The advice Salvador received was to call the exterminator.
That seemed wrong to Salvador, so she shared her problem with her boss, Christine O’Farrell, who happened to have a solution.
O’Farrel’s husband, Mark, owns Hungry Mother Organics, which raises organic vegetables. He has a lease with the department of prisons for greenhouses at the farm in Carson City. Mark O’Farrell took a look and decided he could rescue the hive.
“Lori was really persistent,” he said. “She really wanted to keep them alive. Honey bees provide a critical pollination process for crops. It would be a shame to have to snuff 50,000 of them out.”
O’Farrell said that usually bees seek a closed space for their hives, like the inside of a building.
“Every once in a while they build on the outside of something,” he said. “I’ve only ever seen a couple of hives outside of a structure, where they build on the outside of something.
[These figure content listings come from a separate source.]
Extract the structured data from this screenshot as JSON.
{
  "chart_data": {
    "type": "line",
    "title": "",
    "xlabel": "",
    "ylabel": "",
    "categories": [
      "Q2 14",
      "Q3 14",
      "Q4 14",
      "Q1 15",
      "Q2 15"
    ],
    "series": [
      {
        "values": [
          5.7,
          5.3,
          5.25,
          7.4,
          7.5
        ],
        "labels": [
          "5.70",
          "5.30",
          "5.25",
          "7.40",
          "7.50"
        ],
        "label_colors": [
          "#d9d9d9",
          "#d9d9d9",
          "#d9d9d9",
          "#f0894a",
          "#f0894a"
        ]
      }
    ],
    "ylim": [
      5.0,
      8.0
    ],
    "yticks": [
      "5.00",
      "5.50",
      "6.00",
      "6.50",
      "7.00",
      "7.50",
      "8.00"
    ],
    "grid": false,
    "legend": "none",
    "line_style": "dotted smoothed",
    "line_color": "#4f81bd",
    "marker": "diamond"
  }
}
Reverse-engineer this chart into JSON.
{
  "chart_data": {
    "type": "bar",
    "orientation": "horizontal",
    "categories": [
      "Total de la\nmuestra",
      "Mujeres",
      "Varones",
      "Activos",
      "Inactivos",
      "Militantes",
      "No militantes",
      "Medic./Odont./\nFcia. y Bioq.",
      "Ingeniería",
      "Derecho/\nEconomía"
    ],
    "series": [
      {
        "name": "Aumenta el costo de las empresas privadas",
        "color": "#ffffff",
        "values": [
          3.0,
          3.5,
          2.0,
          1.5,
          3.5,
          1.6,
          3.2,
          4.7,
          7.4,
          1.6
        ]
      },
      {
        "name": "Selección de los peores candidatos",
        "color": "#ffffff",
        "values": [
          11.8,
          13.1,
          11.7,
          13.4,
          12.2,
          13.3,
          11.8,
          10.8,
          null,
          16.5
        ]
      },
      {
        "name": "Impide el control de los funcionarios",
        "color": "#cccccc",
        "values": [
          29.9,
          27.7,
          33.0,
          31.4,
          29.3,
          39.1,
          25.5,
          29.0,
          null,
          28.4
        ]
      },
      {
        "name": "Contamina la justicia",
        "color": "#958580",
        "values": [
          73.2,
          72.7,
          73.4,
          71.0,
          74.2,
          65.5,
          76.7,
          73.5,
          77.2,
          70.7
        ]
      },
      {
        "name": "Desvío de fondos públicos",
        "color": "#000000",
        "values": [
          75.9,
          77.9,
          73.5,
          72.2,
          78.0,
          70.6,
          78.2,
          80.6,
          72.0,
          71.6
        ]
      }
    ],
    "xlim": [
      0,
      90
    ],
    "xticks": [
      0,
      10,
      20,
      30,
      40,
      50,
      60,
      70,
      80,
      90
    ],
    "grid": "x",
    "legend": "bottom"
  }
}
In this tree you could see all the comb and watch the bees working.”
The real challenge was to figure out which branches to cut from around the hive.
Once O’Farrell had that figured out, he brought out the smoke.
“We smoked them a little bit first,” he said. “That settles them down. The hive was so far up in the tree, and it had been there for months. It was a big, heavy hive full of honey.”
Once O’Farrell and 16-year-old son Dan got started it took about 45 minutes to get the hive down from the tree.
“We slipped a seed sack over the hive, then tied off the limb before we cut it. You don’t want to drop it, because then you have 50,000 bees, whose hive has been destroyed and they’re looking to sting something.
After they got it down on the ground, O’Farrell took it to his greenhouse.
“My wife wanted an observation hive, so I put it on the ground put in the green house, and put a Plexiglas door on the front,” he said. “You can open it up look right in and see what they do.”
O’Farrell calls himself a hobbyist when it comes to bees.
“I used to keep bees as part of the farming business, but now I do it as a hobby,” he said. “I’m not really a beekeepers, but I keep hives around to help in the vegetable business. Bees right now are under an extreme amount of pressure.”
Salvador said she’s glad to have been able to save the bees.